An important provision of an office lease is the security deposit provision. While it is beneficial to a landlord to maximize the size of the security deposit it receives from a tenant in order to ensure the tenant’s faithful performance of the terms of the office lease, transferring a cash security deposit to a landlord has real-world costs to the tenant.

These costs include eliminating the potential use of the security deposit cash for other business purposes and putting the business at risk of unfairly losing its security deposit if the landlord acts in bad faith and does not return the security deposit as the landlord should under the terms of the lease. Indeed, it is wise for a business owner to negotiate the security deposit provision of their office lease.

Business owners have a significant amount of latitude in negotiating the security deposit provision of their office lease. Primary points of negotiation include:

  • The amount of the security deposit. This amount is usually equal to a certain number of months of rent that the tenant pays under the lease.
     
  • Whether part of the security deposit will be returned to the tenant at a certain point during the term of the lease. Some landlords will agree to return part of a tenant’s security deposit during the term of a lease if the tenant has been a good tenant who has not caused an event of default under the lease. The logic behind this tenant-friendly structure is that if the tenant has been a good tenant who has not caused an event of default under the lease, the amount of money that the landlord reasonably needs to protect itself is reduced. Thus, the landlord should return a part of the security deposit to the tenant during the term of the lease.
     
  • Receipt of interest on the security deposit. Given that most office leases are multi-year, whether or not the tenant will receive interest on its security deposit (or whether, alternatively, such interest will go solely to the landlord) could make a difference. Indeed, if the tenant does not receive interest on its security deposit, the tenant will incur a hidden cost on its security deposit.
     
  • Timing of the return of the security deposit.

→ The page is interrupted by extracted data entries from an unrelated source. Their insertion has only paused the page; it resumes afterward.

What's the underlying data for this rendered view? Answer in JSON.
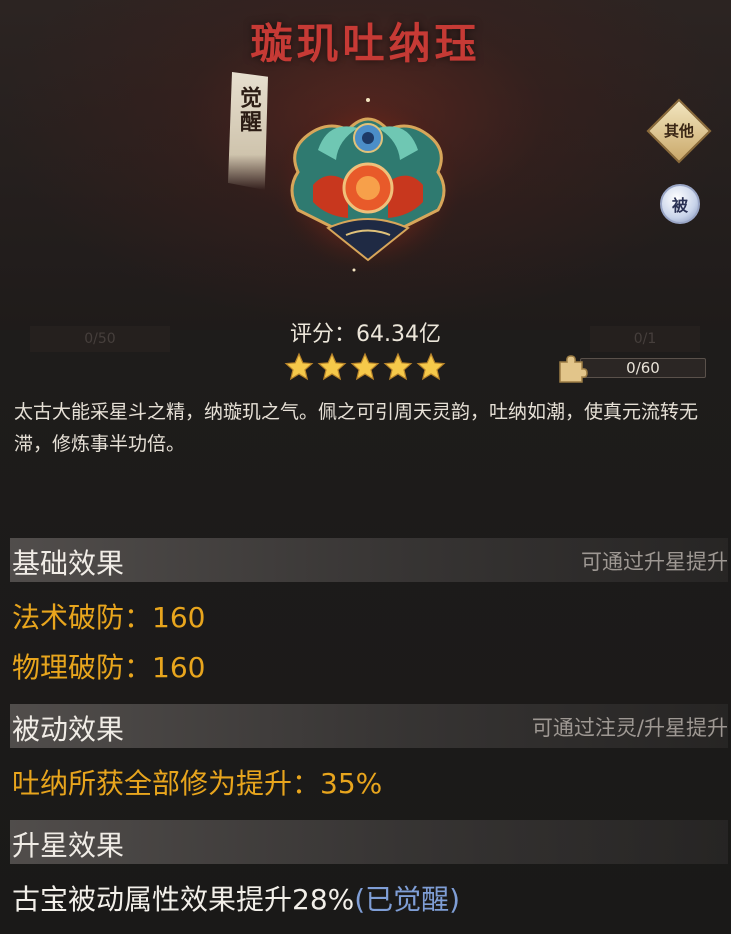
{
  "item": {
    "title": "璇玑吐纳珏",
    "awaken_tag": "觉醒",
    "emblem_icon": "ornate-jade-pendant-icon"
  },
  "side_buttons": {
    "other_label": "其他",
    "passive_label": "被"
  },
  "score": {
    "text": "评分：64.34亿",
    "stars": 5
  },
  "fragment_progress": {
    "label": "0/60",
    "current": 0,
    "max": 60,
    "icon": "puzzle-piece-icon"
  },
  "background_ghost": {
    "left_label": "0/50",
    "right_label": "0/1"
  },
  "description": "太古大能采星斗之精，纳璇玑之气。佩之可引周天灵韵，吐纳如潮，使真元流转无滞，修炼事半功倍。",
  "base_effect": {
    "header": "基础效果",
    "hint": "可通过升星提升",
    "lines": [
      "法术破防：160",
      "物理破防：160"
    ]
  },
  "passive_effect": {
    "header": "被动效果",
    "hint": "可通过注灵/升星提升",
    "lines": [
      "吐纳所获全部修为提升：35%"
    ]
  },
  "star_effect": {
    "header": "升星效果",
    "line_main": "古宝被动属性效果提升28%",
    "line_status": "(已觉醒)"
  },
  "colors": {
    "title": "#c63a35",
    "effect_value": "#e8a51d",
    "awakened": "#7f9ed6",
    "star": "#f6c94a"
  }
}
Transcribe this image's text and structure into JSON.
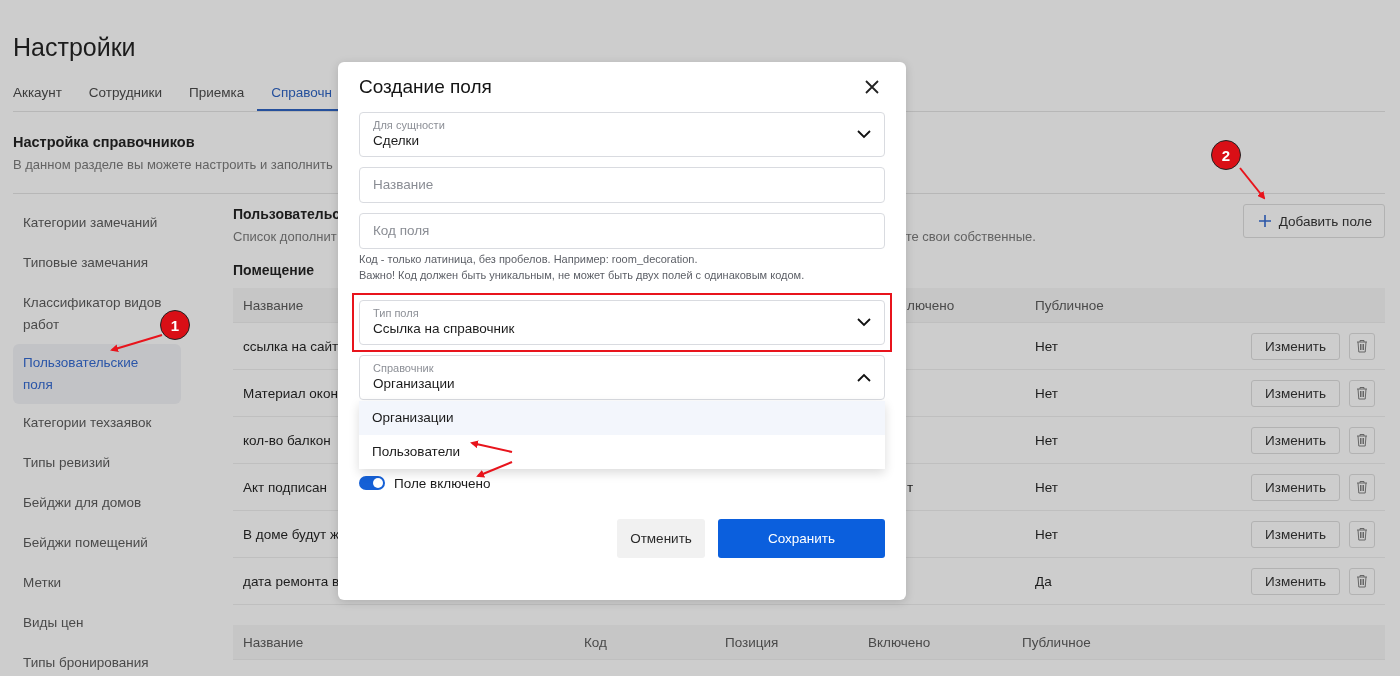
{
  "page_title": "Настройки",
  "tabs": [
    {
      "label": "Аккаунт",
      "selected": false
    },
    {
      "label": "Сотрудники",
      "selected": false
    },
    {
      "label": "Приемка",
      "selected": false
    },
    {
      "label": "Справочн",
      "selected": true
    }
  ],
  "section": {
    "title": "Настройка справочников",
    "description": "В данном разделе вы можете настроить и заполнить"
  },
  "sidebar": {
    "items": [
      {
        "label": "Категории замечаний",
        "selected": false
      },
      {
        "label": "Типовые замечания",
        "selected": false
      },
      {
        "label": "Классификатор видов работ",
        "selected": false
      },
      {
        "label": "Пользовательские поля",
        "selected": true
      },
      {
        "label": "Категории техзаявок",
        "selected": false
      },
      {
        "label": "Типы ревизий",
        "selected": false
      },
      {
        "label": "Бейджи для домов",
        "selected": false
      },
      {
        "label": "Бейджи помещений",
        "selected": false
      },
      {
        "label": "Метки",
        "selected": false
      },
      {
        "label": "Виды цен",
        "selected": false
      },
      {
        "label": "Типы бронирования",
        "selected": false
      }
    ]
  },
  "custom_fields": {
    "title": "Пользовательс",
    "description": "Список дополнит",
    "description_tail": "те свои собственные.",
    "add_button": "Добавить поле",
    "group": {
      "title": "Помещение",
      "columns": [
        "Название",
        "лючено",
        "Публичное"
      ],
      "rows": [
        {
          "name": "ссылка на сайт",
          "public": "Нет",
          "edit": "Изменить"
        },
        {
          "name": "Материал окон",
          "public": "Нет",
          "edit": "Изменить"
        },
        {
          "name": "кол-во балкон",
          "public": "Нет",
          "edit": "Изменить"
        },
        {
          "name": "Акт подписан",
          "column_2": "т",
          "public": "Нет",
          "edit": "Изменить"
        },
        {
          "name": "В доме будут ж",
          "public": "Нет",
          "edit": "Изменить"
        },
        {
          "name": "дата ремонта в",
          "public": "Да",
          "edit": "Изменить"
        }
      ]
    },
    "next_table_columns": [
      "Название",
      "Код",
      "Позиция",
      "Включено",
      "Публичное"
    ]
  },
  "dialog": {
    "title": "Создание поля",
    "fields": [
      {
        "kind": "select",
        "label": "Для сущности",
        "value": "Сделки",
        "open": false,
        "highlighted": false
      },
      {
        "kind": "input",
        "placeholder": "Название"
      },
      {
        "kind": "input",
        "placeholder": "Код поля"
      },
      {
        "kind": "hint",
        "lines": [
          "Код - только латиница, без пробелов. Например: room_decoration.",
          "Важно! Код должен быть уникальным, не может быть двух полей с одинаковым кодом."
        ]
      },
      {
        "kind": "select",
        "label": "Тип поля",
        "value": "Ссылка на справочник",
        "open": false,
        "highlighted": true
      },
      {
        "kind": "select",
        "label": "Справочник",
        "value": "Организации",
        "open": true,
        "highlighted": false,
        "options": [
          {
            "label": "Организации",
            "selected": true
          },
          {
            "label": "Пользователи",
            "selected": false
          }
        ]
      }
    ],
    "toggle": {
      "label": "Поле включено",
      "on": true
    },
    "cancel": "Отменить",
    "save": "Сохранить"
  },
  "annotations": [
    {
      "text": "1"
    },
    {
      "text": "2"
    }
  ]
}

While it would be beneficial to a landlord for the office lease to state that it has a “reasonable” amount of time after the term of the lease to return the security deposit to the tenant, the tenant should consider insisting that the lease state exactly how many days after the end of the term of the lease the landlord has to return the security deposit. Doing so will help ensure that there is no miscommunication as to when the security deposit will be returned to the tenant and that the landlord will not drag this out.

The terms of the security deposit provision of an office lease have real-world consequences to a business. Given its importance and the amount of negotiating room tenants have with respect to this provision, a business owner would be wise to negotiate this provision with his or her potential landlord.